El Niño Looks 'Imminent'—Here's What That Means For You

After nearly four months of waiting for El Niño, the switch is likely to be flipped on this winter. Rejoice, my fellow Ninoheads.

There are signs that El Niño, a climate phenomenon characterized by a warming of waters in the eastern tropical Pacific, is “imminent” according to an update released on Thursday by the International Research Institute for Climate and Society (IRI). It will arrive just in time for winter to rearrange the world’s weather, including ushering in a warmer-than-normal winter for much of the U.S.


The latest update on El Niño that included input from human researchers at IRI and the National Oceanic and Atmospheric Administration (NOAA) was released on Oct. 11. It gave strong odds that El Niño would form in the next month or so.

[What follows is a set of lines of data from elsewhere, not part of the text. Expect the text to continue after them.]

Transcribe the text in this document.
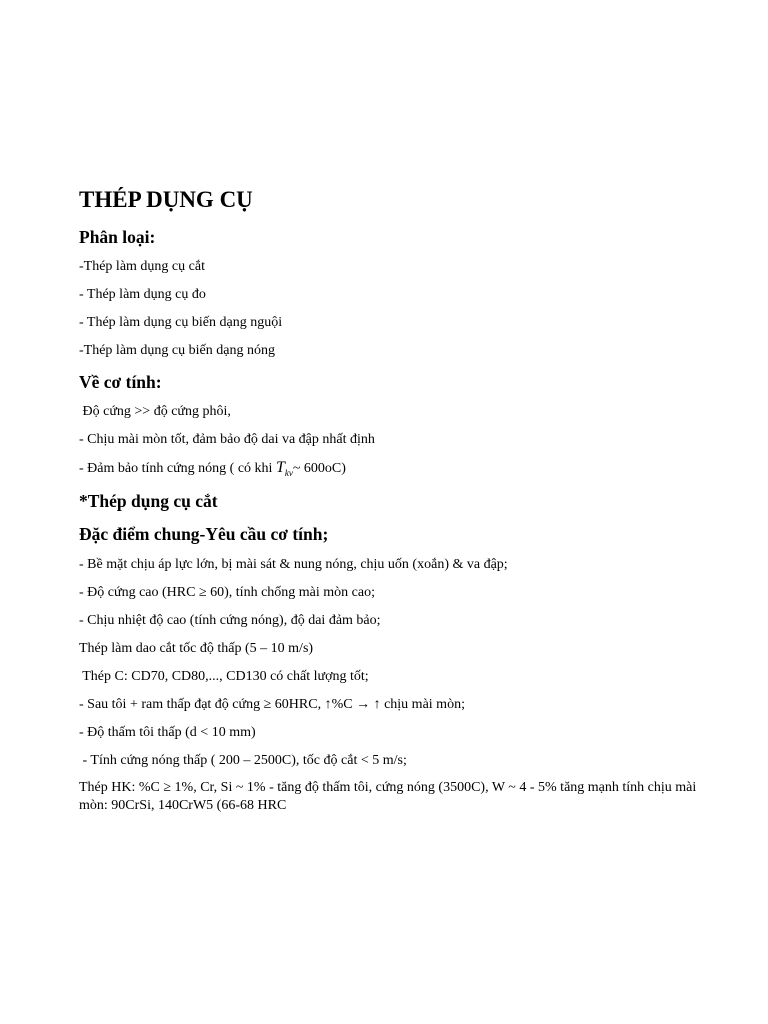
THÉP DỤNG CỤ
Phân loại:
-Thép làm dụng cụ cắt
- Thép làm dụng cụ đo
- Thép làm dụng cụ biến dạng nguội
-Thép làm dụng cụ biến dạng nóng
Về cơ tính:
Độ cứng >> độ cứng phôi,
- Chịu mài mòn tốt, đảm bảo độ dai va đập nhất định
- Đảm bảo tính cứng nóng ( có khi $T_{kv}\sim$ 600oC)
*Thép dụng cụ cắt
Đặc điểm chung-Yêu cầu cơ tính;
- Bề mặt chịu áp lực lớn, bị mài sát & nung nóng, chịu uốn (xoắn) & va đập;
- Độ cứng cao (HRC ≥ 60), tính chống mài mòn cao;
- Chịu nhiệt độ cao (tính cứng nóng), độ dai đảm bảo;
Thép làm dao cắt tốc độ thấp (5 – 10 m/s)
Thép C: CD70, CD80,..., CD130 có chất lượng tốt;
- Sau tôi + ram thấp đạt độ cứng ≥ 60HRC, ↑%C → ↑ chịu mài mòn;
- Độ thấm tôi thấp (d < 10 mm)
- Tính cứng nóng thấp ( 200 – 2500C), tốc độ cắt < 5 m/s;
Thép HK: %C ≥ 1%, Cr, Si ~ 1% - tăng độ thấm tôi, cứng nóng (3500C), W ~ 4 - 5% tăng mạnh tính chịu mài mòn: 90CrSi, 140CrW5 (66-68 HRC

The update released on Thursday uses models only, and finds the odds to be even higher. It puts the chances we’ll see an El Niño from winter until early spring of 2019 at an 85-90 percent.

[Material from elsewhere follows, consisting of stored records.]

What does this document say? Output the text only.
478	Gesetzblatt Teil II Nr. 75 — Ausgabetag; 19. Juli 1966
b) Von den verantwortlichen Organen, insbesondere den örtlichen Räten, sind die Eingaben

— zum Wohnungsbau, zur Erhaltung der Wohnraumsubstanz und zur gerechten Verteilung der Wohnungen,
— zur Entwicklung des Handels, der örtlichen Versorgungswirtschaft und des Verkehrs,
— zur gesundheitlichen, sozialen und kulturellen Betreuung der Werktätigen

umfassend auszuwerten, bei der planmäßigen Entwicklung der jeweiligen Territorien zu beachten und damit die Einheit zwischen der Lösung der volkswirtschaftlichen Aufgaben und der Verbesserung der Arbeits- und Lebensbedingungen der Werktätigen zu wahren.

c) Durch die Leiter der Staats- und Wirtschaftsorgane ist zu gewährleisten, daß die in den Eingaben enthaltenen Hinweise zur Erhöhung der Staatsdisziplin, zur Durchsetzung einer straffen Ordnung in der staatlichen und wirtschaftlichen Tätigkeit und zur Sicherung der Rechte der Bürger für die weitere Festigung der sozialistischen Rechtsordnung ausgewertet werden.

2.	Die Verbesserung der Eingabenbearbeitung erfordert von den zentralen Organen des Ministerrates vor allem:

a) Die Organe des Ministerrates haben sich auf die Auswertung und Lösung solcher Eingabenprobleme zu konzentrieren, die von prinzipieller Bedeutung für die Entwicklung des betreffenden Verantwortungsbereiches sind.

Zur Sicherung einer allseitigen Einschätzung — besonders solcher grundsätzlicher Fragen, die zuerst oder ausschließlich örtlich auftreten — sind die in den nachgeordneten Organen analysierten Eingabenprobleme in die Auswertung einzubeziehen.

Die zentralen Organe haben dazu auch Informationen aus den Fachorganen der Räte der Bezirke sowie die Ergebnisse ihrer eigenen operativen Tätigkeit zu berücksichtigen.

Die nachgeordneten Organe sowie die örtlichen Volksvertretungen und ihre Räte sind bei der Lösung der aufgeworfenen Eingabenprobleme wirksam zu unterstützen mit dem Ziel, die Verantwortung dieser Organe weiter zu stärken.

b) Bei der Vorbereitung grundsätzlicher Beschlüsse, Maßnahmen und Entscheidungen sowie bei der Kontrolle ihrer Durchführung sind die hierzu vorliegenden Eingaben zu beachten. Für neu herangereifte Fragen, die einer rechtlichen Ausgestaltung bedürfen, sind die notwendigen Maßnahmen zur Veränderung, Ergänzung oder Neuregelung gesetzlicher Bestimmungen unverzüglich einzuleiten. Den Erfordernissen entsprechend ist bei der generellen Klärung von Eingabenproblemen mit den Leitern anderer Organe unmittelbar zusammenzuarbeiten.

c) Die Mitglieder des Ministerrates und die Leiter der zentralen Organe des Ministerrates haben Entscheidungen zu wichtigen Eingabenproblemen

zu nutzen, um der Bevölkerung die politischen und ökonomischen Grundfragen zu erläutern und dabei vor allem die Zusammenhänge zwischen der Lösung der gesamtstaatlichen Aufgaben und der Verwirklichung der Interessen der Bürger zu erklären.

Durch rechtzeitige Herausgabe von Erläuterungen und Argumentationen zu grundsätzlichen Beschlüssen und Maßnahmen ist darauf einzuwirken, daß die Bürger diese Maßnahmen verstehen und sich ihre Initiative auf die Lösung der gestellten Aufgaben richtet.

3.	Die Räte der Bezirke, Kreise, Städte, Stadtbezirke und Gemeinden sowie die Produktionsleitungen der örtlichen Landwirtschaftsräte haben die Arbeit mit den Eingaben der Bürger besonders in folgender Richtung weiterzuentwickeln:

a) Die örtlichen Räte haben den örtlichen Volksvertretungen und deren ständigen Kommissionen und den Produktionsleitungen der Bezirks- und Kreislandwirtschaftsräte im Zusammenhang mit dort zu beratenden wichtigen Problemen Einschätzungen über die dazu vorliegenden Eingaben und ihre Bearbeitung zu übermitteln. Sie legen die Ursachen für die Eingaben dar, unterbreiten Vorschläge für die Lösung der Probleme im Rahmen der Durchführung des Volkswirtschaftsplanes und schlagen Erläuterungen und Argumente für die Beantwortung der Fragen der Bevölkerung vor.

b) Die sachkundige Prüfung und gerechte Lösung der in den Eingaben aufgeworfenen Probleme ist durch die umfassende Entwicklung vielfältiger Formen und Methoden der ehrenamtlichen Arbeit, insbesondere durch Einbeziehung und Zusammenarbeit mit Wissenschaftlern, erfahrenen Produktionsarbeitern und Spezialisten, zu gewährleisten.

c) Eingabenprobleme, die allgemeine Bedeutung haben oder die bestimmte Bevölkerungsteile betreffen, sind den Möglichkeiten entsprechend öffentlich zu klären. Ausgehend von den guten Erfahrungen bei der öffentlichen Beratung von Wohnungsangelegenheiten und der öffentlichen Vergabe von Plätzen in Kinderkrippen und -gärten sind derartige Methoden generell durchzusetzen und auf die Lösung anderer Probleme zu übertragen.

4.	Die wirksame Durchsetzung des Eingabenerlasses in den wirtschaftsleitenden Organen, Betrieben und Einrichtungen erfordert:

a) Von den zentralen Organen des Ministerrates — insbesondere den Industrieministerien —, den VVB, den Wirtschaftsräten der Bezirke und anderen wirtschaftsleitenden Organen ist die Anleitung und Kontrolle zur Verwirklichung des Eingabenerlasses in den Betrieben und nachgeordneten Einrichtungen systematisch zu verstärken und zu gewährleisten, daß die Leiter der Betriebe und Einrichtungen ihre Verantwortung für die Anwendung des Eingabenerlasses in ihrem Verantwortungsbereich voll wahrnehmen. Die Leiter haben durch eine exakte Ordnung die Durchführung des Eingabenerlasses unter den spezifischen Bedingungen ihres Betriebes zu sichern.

The conditions in and above the Pacific seem to agree. NOAA defines El Niño as when ocean temperatures in a region of the eastern tropical Pacific (dubbed NINO3.4 in climate nerd talk) are 0.5 degrees Celsius (0.9 degrees Fahrenheit) above normal for three months in a row. That region is currently just over that threshold, and a big pulse of warm water below the surface that’s working its way across the Pacific should help El Niño conditions blossom. It’s not likely to be a blockbuster El Niño, but it should still have enough of an impact as it propagates through the atmosphere to affect weather patterns elsewhere.

Temperature and precipitation outlooks for the U.S. this winter.
Image: NOAA

And as it so happens, the El Niño update on Thursday coincided with NOAA’s winter weather outlook. Meteorologists know how El Niño can tip the odds one way or the other for certain types of weather, so the outlook is pretty confident in showing higher odds of warmth across much of the U.S. save the Southeast. The outlook also shows wet weather for the southern tier of the country, while the Northern Rockies are likely to be drier than normal. The wet weather in the Southwest would certainly be a relief, since the region is in the grips of an intense drought.


El Niño is far from the only natural climate shift to affect weather. You’ve got your Arctic Oscillation and your Madden-Julian Oscillation (to say nothing of the unnatural shift driven by human-caused climate change). And a forecast for, say, increased odds of a warmer-than-normal winter in Spokane does not mean there will be no cold spells. Sometimes winter just has to winter.